Selling can be tricky. It’s important to know who your audience is and how to get your message through to them. A child is not going to receive your message the same way as an adult would. In order to sell something well, you have to tailor your presentation to your audience. In an article I read about 26 habits a good salesperson has, this was one of the habits mentioned. The article talked about personalizing the message so the customer feels valued. Another tip they pointed out was to always solve for your customer. This was one I liked a lot because it’s a good reminder that we should try to fulfill the needs of the client first rather than focusing on the commission of the sale. A client is more likely to keep coming back if they feel like they are not being taken advantage of. Another good point they made was to believe in what you’re selling. No customer will want to buy from you if you are half-heartedly selling something. Having confidence in the product and yourself is very important.
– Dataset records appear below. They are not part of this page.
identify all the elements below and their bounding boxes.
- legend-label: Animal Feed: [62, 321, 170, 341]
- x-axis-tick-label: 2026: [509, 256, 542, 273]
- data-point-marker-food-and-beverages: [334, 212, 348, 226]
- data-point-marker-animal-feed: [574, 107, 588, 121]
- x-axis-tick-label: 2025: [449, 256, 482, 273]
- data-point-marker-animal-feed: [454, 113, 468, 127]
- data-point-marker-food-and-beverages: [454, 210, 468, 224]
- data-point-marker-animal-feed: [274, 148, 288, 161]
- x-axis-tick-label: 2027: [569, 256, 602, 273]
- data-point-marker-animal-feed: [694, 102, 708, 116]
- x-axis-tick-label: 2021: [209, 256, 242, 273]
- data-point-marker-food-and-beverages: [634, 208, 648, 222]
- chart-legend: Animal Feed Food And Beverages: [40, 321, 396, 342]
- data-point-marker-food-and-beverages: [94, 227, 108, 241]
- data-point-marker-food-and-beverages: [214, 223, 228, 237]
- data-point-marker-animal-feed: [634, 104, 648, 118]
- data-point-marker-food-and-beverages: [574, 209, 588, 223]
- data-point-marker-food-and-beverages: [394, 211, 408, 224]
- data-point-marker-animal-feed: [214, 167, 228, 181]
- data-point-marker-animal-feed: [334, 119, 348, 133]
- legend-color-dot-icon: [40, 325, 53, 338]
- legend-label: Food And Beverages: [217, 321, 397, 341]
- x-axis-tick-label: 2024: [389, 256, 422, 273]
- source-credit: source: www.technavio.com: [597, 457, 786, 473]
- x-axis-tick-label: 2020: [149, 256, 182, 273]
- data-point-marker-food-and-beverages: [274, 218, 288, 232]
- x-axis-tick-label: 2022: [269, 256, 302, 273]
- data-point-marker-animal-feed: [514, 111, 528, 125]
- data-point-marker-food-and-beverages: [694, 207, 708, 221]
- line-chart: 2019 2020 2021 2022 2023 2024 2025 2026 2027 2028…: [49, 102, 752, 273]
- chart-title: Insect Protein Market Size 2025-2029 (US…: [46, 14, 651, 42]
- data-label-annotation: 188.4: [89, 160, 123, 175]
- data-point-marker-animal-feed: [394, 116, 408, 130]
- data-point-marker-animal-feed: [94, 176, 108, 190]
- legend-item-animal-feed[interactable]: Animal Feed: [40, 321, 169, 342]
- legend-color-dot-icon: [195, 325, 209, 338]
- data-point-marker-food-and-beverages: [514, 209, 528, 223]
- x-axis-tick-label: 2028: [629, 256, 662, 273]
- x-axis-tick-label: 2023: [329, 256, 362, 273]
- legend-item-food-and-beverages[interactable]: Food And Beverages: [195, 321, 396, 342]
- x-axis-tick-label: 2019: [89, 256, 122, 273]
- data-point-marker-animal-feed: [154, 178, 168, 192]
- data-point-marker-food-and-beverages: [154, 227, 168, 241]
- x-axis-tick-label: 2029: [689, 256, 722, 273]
What you are selling may not always be an object or a service. Sometimes you might have to sell yourself in a job interview to make it seem like you are the perfect candidate for the position. Just like in selling a product, confidence is key when selling yourself in an interview. But don’t be too confident, you don’t want to come across as an arrogant know-it-all. Another article I found listed some ways to sell yourself well in an interview. The first tip in the article was to dress the part. You only get one first impression so you better make it count. Whether people like it or not, they are quick to judge others based on their appearance. Another tip they had was to ask unique questions. Doing this requires previous research of the company. So basically, do your homework so you don’t go into the interview blindly. I’m going to include the last point that stuck out to me as a direct quote from the article. The quote is, “Also, avoid using empty clichés, like saying that you’re a “team player” or “hard worker.” Instead, back up your claims with relevant stories that show how you’ve applied your skills in the past.” I think this is a big factor in selling yourself. Anyone can say that they’re a team player, but not everyone is able to give an example of it. Take those extra steps and go the extra mile to show that you are qualified for the job.
The last article I looked at was titled, “13 Thing Michael Scott Can Teach You About B2B Sales.” This article uses some of the best quotes from Michael Scott to highlight some important tips in selling and sales. A lot of the tips mentioned in this article are ones that I mentioned previously in my blog. If these tips work for Michael Scott, they’ll work for you, too.